Lesson 3a: Subsetting data#

“Every second of every day, our senses bring in way too much data than we can possibly process in our brains.”

- Peter Diamandis, Founder of the X-Prize for human-AI collaboration

When performing data analysis tasks, rarely do we want to use all our data. Often, we want to focus in on specific variables of interest and/or observations of interest. This requires us to be able to subset our DataFrame in various ways, which is the emphasis of this lesson.

Learning objectives#

By the end of this lesson you’ll be able to:

  • Differentiate between the different ways to subset DataFrames.

  • Select columns of a DataFrame.

  • Slice and filter specific rows of a DataFrame.

Prerequisites#

To illustrate selecting and filtering let’s go ahead and load the pandas library and import some data:

import pandas as pd

planes_df = pd.read_csv('../data/planes.csv')
planes_df.head()
tailnum year type manufacturer model engines seats speed engine
0 N10156 2004.0 Fixed wing multi engine EMBRAER EMB-145XR 2 55 NaN Turbo-fan
1 N102UW 1998.0 Fixed wing multi engine AIRBUS INDUSTRIE A320-214 2 182 NaN Turbo-fan
2 N103US 1999.0 Fixed wing multi engine AIRBUS INDUSTRIE A320-214 2 182 NaN Turbo-fan
3 N104UW 1999.0 Fixed wing multi engine AIRBUS INDUSTRIE A320-214 2 182 NaN Turbo-fan
4 N10575 2002.0 Fixed wing multi engine EMBRAER EMB-145LR 2 55 NaN Turbo-fan

Subsetting dimensions#

Video 🎥:

We don’t always want all of the data in a DataFrame, so we need to take subsets of the DataFrame. In general, subsetting is extracting a small portion of a DataFrame – making the DataFrame smaller. Since the DataFrame is two-dimensional, there are two dimensions on which to subset.

Dimension 1: We may only want to consider certain variables. For example, we may only care about the year and engines variables:

We call this selecting columns/variables – this is similar to SQL’s SELECT or R’s dplyr package’s select().

Dimension 2: We may only want to consider certain cases. For example, we may only care about the cases where the manufacturer is Embraer.

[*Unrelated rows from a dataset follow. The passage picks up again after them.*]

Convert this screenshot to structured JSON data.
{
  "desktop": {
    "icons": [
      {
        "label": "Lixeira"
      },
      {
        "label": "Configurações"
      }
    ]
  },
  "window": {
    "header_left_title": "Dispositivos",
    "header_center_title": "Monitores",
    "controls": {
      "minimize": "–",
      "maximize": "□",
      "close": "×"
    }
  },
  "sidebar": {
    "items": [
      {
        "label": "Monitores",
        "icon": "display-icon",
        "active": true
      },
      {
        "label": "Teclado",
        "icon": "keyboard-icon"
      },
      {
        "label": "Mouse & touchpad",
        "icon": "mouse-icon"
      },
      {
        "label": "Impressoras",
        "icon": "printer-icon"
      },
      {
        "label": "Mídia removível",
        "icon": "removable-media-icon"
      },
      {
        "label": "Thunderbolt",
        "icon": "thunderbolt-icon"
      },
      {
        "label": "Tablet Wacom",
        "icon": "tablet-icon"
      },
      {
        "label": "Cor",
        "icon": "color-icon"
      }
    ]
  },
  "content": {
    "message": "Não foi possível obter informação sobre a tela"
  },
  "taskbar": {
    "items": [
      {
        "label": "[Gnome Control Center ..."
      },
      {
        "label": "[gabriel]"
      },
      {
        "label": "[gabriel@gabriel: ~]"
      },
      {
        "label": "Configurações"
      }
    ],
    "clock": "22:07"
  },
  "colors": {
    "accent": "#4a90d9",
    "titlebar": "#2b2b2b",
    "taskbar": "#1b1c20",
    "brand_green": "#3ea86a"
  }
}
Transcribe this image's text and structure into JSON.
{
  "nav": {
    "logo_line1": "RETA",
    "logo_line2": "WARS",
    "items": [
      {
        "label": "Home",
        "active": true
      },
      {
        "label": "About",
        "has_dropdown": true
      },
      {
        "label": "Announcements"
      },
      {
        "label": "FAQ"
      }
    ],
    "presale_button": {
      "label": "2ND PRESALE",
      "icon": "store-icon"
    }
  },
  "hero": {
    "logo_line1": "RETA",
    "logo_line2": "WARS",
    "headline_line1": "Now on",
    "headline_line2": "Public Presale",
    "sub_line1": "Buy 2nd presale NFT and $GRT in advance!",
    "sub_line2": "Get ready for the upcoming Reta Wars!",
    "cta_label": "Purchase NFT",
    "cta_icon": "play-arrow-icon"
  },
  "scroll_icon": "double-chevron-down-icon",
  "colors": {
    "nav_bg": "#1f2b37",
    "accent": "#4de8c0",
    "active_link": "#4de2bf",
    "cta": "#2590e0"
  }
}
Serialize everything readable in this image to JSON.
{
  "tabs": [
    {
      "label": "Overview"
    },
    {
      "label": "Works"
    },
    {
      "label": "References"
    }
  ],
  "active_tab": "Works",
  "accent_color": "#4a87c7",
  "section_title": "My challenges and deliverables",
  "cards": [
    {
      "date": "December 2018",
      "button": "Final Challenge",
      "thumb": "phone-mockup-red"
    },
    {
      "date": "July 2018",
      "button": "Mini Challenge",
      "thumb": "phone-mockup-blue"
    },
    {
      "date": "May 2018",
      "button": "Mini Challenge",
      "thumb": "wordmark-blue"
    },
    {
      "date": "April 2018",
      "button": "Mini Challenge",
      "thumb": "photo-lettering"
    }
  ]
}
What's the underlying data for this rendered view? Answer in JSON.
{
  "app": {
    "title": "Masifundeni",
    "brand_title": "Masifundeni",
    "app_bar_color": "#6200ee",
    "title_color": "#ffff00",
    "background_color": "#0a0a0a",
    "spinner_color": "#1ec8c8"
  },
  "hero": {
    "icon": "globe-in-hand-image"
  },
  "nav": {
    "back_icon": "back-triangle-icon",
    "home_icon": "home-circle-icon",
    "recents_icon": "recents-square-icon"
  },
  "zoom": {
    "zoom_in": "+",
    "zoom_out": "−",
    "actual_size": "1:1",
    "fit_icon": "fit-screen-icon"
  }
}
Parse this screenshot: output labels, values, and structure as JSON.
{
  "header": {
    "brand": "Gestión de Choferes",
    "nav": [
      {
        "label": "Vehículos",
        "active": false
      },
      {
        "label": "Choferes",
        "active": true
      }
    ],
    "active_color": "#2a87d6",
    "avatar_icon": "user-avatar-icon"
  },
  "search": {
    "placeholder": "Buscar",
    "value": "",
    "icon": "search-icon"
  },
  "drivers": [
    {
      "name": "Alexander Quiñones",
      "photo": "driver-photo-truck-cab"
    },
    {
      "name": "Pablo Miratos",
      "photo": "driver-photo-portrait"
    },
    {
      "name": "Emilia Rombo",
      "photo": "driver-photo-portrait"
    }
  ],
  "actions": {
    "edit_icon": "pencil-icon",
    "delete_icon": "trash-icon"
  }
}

We call this filtering or slicing – this is similar to SQL’s WHERE or R’s dplyr package’s filter() or slice(). And we can combine these two options to subset in both dimensions – the year and engines variables where the manufacturer is Embraer:

In the previous example, we want to do two things using planes_df:

  1. select the year and engines variables

  2. filter to cases where the manufacturer is Embraer

But we also want to return a new DataFrame – not just highlight certain cells. In other words, we want to turn this:

Hide code cell source
planes_df.head()
tailnum year type manufacturer model engines seats speed engine
0 N10156 2004.0 Fixed wing multi engine EMBRAER EMB-145XR 2 55 NaN Turbo-fan
1 N102UW 1998.0 Fixed wing multi engine AIRBUS INDUSTRIE A320-214 2 182 NaN Turbo-fan
2 N103US 1999.0 Fixed wing multi engine AIRBUS INDUSTRIE A320-214 2 182 NaN Turbo-fan
3 N104UW 1999.0 Fixed wing multi engine AIRBUS INDUSTRIE A320-214 2 182 NaN Turbo-fan
4 N10575 2002.0 Fixed wing multi engine EMBRAER EMB-145LR 2 55 NaN Turbo-fan

Into this:

Hide code cell source
planes_df.head().loc[planes_df['manufacturer'] == 'EMBRAER', ['year', 'engines']]
year engines
0 2004.0 2
4 2002.0 2

So we really have a third need: return the resulting DataFrame so we can continue our analysis:

  1. select the year and engines variables

  2. filter to cases where the manufacturer is Embraer

  3. Return a DataFrame to continue the analysis

Subsetting variables#

Recall that the subsetting of variables/columns is called selecting variables/columns. In a simple example, we can select a single variable using bracket subsetting notation:

planes_df['year'].head()
0    2004.0
1    1998.0
2    1999.0
3    1999.0
4    2002.0
Name: year, dtype: float64

Notice the head() method also works on planes_df['year'] to return the first five elements.

Question:

What is the data type of planes_df['year']?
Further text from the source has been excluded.